Jung’s idea isn’t that we just merge with the anima/animus -he isn’t very positive about anima possessed men or animus possessed women-, but that we should develop a conscious relationship with this Archetype, splitting it up from a lover. The contents of the anima/animus can and should be integrated, but “they themselves cannot, since they’re Archetypes”, since they are ”beyond the reach of perception and volition. Hence they remain autonomous despite the integration of their content”. That is to say, one can never fully integrate them:

"[The anima and animus] personify those of [the collective unconscious] contents which, when withdrawn from projection, can be integrated into consciousness. To this extent, both figures represent functions which filter the contents of the collective unconscious through to the conscious mind".

Therefore, even though we cannot integrate the Archetype since it is a function, we can integrate the content through what Jung calls “a higher union, a coniunctio oppositorum”. In fact, he asserts that this final result is the coniunctio oppositorum that “engaged the speculations of the alchemists in the form of the ‘Chymical Wedding,’ and those of the cabalists in the form of Tifereth and Malchuth or God and the Shekhinah”.

This might bring us as well to consider the parallel which could be drawn between this and the balance between Hod and Netzach, archetypically considered as masculine and feminine.

“Anyone who wants to achieve the difficult feat of realizing something not only intellectually, but also according to its feeling-value, must for better or worse come to grips with the anima/animus problem in order to open the way for a higher union, a coniunctio oppositorum. This is an indispensable prerequisite for wholeness”

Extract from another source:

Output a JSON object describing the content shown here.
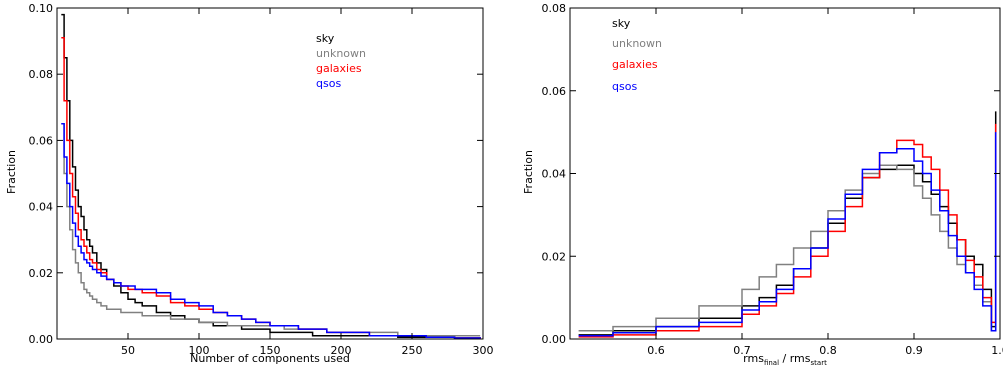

Once we’ve worked enough with the anima/animus, the unconscious is to change again the Archetype through which it manifests:

"If an individual has wrestled seriously enough and long enough with the anima (or animus) problem so that he, or she, is no longer partially identified with it, the unconscious again changes its dominant character and appears in a new symbolic form, representing the Self, the innermost nucleus of the psyche".

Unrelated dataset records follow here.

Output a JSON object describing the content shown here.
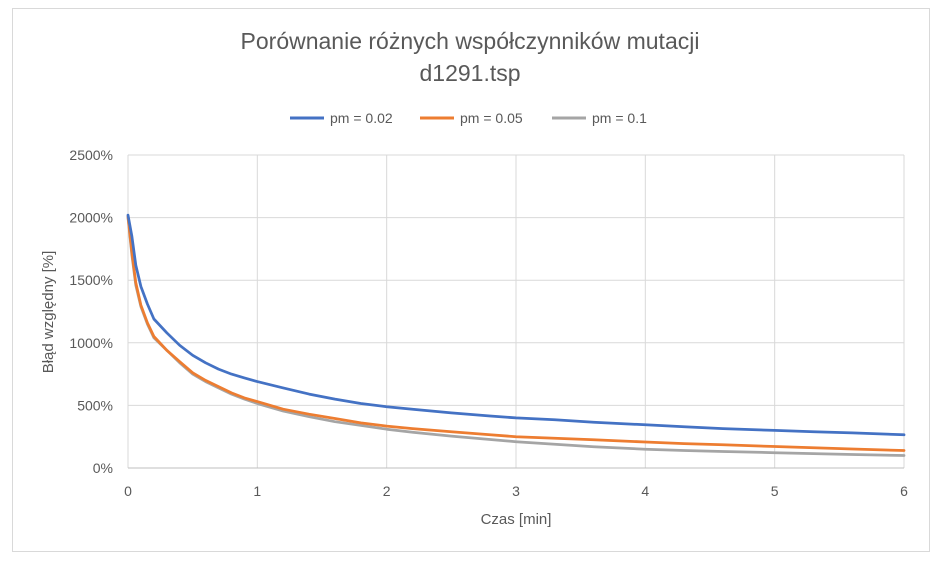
{
  "chart_data": {
    "type": "line",
    "title": "Porównanie różnych współczynników mutacji",
    "subtitle": "d1291.tsp",
    "xlabel": "Czas [min]",
    "ylabel": "Błąd względny [%]",
    "xlim": [
      0,
      6
    ],
    "ylim": [
      0,
      2500
    ],
    "x_ticks": [
      "0",
      "1",
      "2",
      "3",
      "4",
      "5",
      "6"
    ],
    "y_ticks": [
      "0%",
      "500%",
      "1000%",
      "1500%",
      "2000%",
      "2500%"
    ],
    "grid": true,
    "legend_position": "top",
    "series": [
      {
        "name": "pm = 0.02",
        "color": "#4472c4",
        "points": [
          [
            0,
            2020
          ],
          [
            0.03,
            1850
          ],
          [
            0.06,
            1620
          ],
          [
            0.1,
            1450
          ],
          [
            0.15,
            1310
          ],
          [
            0.2,
            1190
          ],
          [
            0.3,
            1080
          ],
          [
            0.4,
            980
          ],
          [
            0.5,
            900
          ],
          [
            0.6,
            840
          ],
          [
            0.7,
            790
          ],
          [
            0.8,
            750
          ],
          [
            0.9,
            720
          ],
          [
            1.0,
            690
          ],
          [
            1.2,
            640
          ],
          [
            1.4,
            590
          ],
          [
            1.6,
            550
          ],
          [
            1.8,
            515
          ],
          [
            2.0,
            490
          ],
          [
            2.2,
            470
          ],
          [
            2.5,
            440
          ],
          [
            2.8,
            415
          ],
          [
            3.0,
            400
          ],
          [
            3.3,
            385
          ],
          [
            3.6,
            365
          ],
          [
            4.0,
            345
          ],
          [
            4.3,
            330
          ],
          [
            4.6,
            315
          ],
          [
            5.0,
            300
          ],
          [
            5.3,
            290
          ],
          [
            5.6,
            280
          ],
          [
            6.0,
            265
          ]
        ]
      },
      {
        "name": "pm = 0.05",
        "color": "#ed7d31",
        "points": [
          [
            0,
            2010
          ],
          [
            0.03,
            1720
          ],
          [
            0.06,
            1480
          ],
          [
            0.1,
            1300
          ],
          [
            0.15,
            1160
          ],
          [
            0.2,
            1050
          ],
          [
            0.3,
            940
          ],
          [
            0.4,
            850
          ],
          [
            0.5,
            760
          ],
          [
            0.6,
            700
          ],
          [
            0.7,
            650
          ],
          [
            0.8,
            600
          ],
          [
            0.9,
            560
          ],
          [
            1.0,
            530
          ],
          [
            1.2,
            470
          ],
          [
            1.4,
            430
          ],
          [
            1.6,
            395
          ],
          [
            1.8,
            360
          ],
          [
            2.0,
            335
          ],
          [
            2.2,
            315
          ],
          [
            2.5,
            290
          ],
          [
            2.8,
            265
          ],
          [
            3.0,
            250
          ],
          [
            3.3,
            238
          ],
          [
            3.6,
            225
          ],
          [
            4.0,
            208
          ],
          [
            4.3,
            195
          ],
          [
            4.6,
            185
          ],
          [
            5.0,
            172
          ],
          [
            5.3,
            162
          ],
          [
            5.6,
            152
          ],
          [
            6.0,
            140
          ]
        ]
      },
      {
        "name": "pm = 0.1",
        "color": "#a5a5a5",
        "points": [
          [
            0,
            2000
          ],
          [
            0.03,
            1700
          ],
          [
            0.06,
            1460
          ],
          [
            0.1,
            1290
          ],
          [
            0.15,
            1150
          ],
          [
            0.2,
            1040
          ],
          [
            0.3,
            940
          ],
          [
            0.4,
            840
          ],
          [
            0.5,
            750
          ],
          [
            0.6,
            690
          ],
          [
            0.7,
            640
          ],
          [
            0.8,
            590
          ],
          [
            0.9,
            550
          ],
          [
            1.0,
            515
          ],
          [
            1.2,
            455
          ],
          [
            1.4,
            410
          ],
          [
            1.6,
            370
          ],
          [
            1.8,
            340
          ],
          [
            2.0,
            310
          ],
          [
            2.2,
            285
          ],
          [
            2.5,
            255
          ],
          [
            2.8,
            228
          ],
          [
            3.0,
            210
          ],
          [
            3.3,
            190
          ],
          [
            3.6,
            170
          ],
          [
            4.0,
            150
          ],
          [
            4.3,
            140
          ],
          [
            4.6,
            132
          ],
          [
            5.0,
            122
          ],
          [
            5.3,
            115
          ],
          [
            5.6,
            108
          ],
          [
            6.0,
            100
          ]
        ]
      }
    ]
  }
}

And thus, the chance of the “divine marriage” emerges. To the triad that has been mentioned of man with woman and anima, of woman with man and animus, a fourth element is added:

“The missing fourth element that would make the triad a quaternity is, in a man, the archetype of the Wise Old Man, which I have not discussed here, and in a woman the Chthonic Mother. These four constitute a half immanent and half transcendent quaternity, an archetype which I have called the marriage quaternio.